I have been running 24-hour tests on my ABA solution /w Joes code. They
haven't failed yet.

The next test will be using my ABA solution in the IBM Freelist Algo coupled
with some other " stuff " of mine. I will also post the IBM Freelist test
code when it is ready.

Now, my ABA stuff alone doesn't need instruction barriers. I believe
AtomicPtr does need a couple of instruction syncs. A few well placed mfence
opcodes should do the trick for the IA-32 port. PowerPC would use a couple
of sync instructions to do it.

If my ABA stuff works out ( it looks like it will ) I will do a write up on
it.

It basically says that:

1. Each thread WILL create a unique id under 32-bits.

2. A thread WILL include its unique id in ANY compare-and-swap operations it
does on ANY shared pointer.

If you do this, each thread will know if ANY OTHER thread has touched the
pointer concurrently, and will drop out of CAS to try again or do other
stuff. This avoids the ABA problem when updating shared pointers.

I should patent this, if it works out!

;)

Joseph Seigh

unread,

May 15, 2003, 9:16:25 AM5/15/03

to

SenderX wrote:
>
>
> If my ABA stuff works out ( it looks like it will ) I will do a write up on
> it.
>
> It basically says that:
>
> 1. Each thread WILL create a unique id under 32-bits.
>
> 2. A thread WILL include its unique id in ANY compare-and-swap operations it
> does on ANY shared pointer.
>
> If you do this, each thread will know if ANY OTHER thread has touched the
> pointer concurrently, and will drop out of CAS to try again or do other
> stuff. This avoids the ABA problem when updating shared pointers.
>

I took a look at the code and there might be some problems. I think an examination
of the original IBM solution to the ABA problem and how it relates to LL/SC solutions
will clarify things somewhat.

The original solution is basically 3 steps.

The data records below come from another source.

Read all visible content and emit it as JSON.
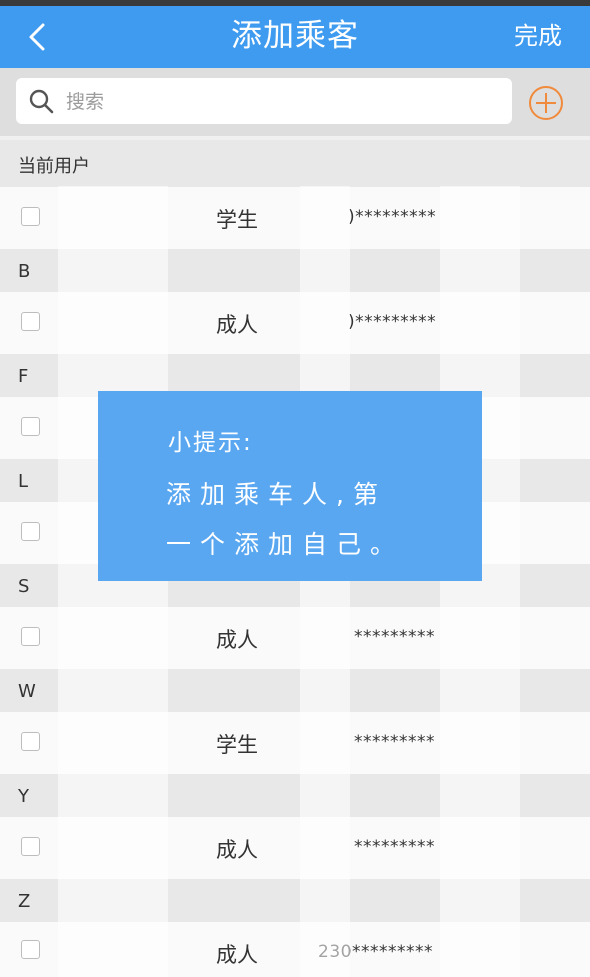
{
  "header": {
    "title": "添加乘客",
    "done_label": "完成"
  },
  "search": {
    "placeholder": "搜索"
  },
  "sections": [
    {
      "label": "当前用户",
      "rows": [
        {
          "type": "学生",
          "id_masked": ")*********"
        }
      ]
    },
    {
      "label": "B",
      "rows": [
        {
          "type": "成人",
          "id_masked": ")*********"
        }
      ]
    },
    {
      "label": "F",
      "rows": [
        {
          "type": "",
          "id_masked": ""
        }
      ]
    },
    {
      "label": "L",
      "rows": [
        {
          "type": "",
          "id_masked": ""
        }
      ]
    },
    {
      "label": "S",
      "rows": [
        {
          "type": "成人",
          "id_masked": "*********"
        }
      ]
    },
    {
      "label": "W",
      "rows": [
        {
          "type": "学生",
          "id_masked": "*********"
        }
      ]
    },
    {
      "label": "Y",
      "rows": [
        {
          "type": "成人",
          "id_masked": "*********"
        }
      ]
    },
    {
      "label": "Z",
      "rows": [
        {
          "type": "成人",
          "id_masked": "230*********"
        }
      ]
    }
  ],
  "tip": {
    "title": "小提示:",
    "line1": "添加乘车人,第",
    "line2": "一个添加自己。"
  },
  "colors": {
    "accent": "#3e9bf0",
    "tip_bg": "#5aa7f1",
    "add_icon": "#f08a3c"
  },
  "icons": {
    "back": "chevron-left-icon",
    "search": "search-icon",
    "add": "plus-circle-icon"
  }
}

1) load pointer and change count
2) do something
3) update w/ new pointer value and change count if no change has occurred since step 1.
i.e. old change count equal to change count value copied in step 1.

The LL/SC solution looks like (and I'll use IBM mnemonics rather than Alpha, load locked
is somewhat misleading)

1) load pointer reserved
2) do something
3) update w/ new pointer value if reserve still holds, and release reserve.

You can see that they're basically equivalent. Reserve is basically a way of detecting
whether a change has occurred.

The way this would have worked in atomic_ptr would be to have a change count as part of
the pointer which would be incremented every time that pointer was stored into. You'd have
a special reserved pointer class that would be used as the comparand in the CAS method.
When the reserved pointer got stored/copied into, the change count would be copied from
the source, not incremented as in a a normal pointer. So the logic is again basically
the same.

1) load reserved pointer object with pointer and change count
2) do something
3) update w/ new pointer value and change count if no change has occurred since step 1.
i.e. old change count equal to change count value copied in step 1.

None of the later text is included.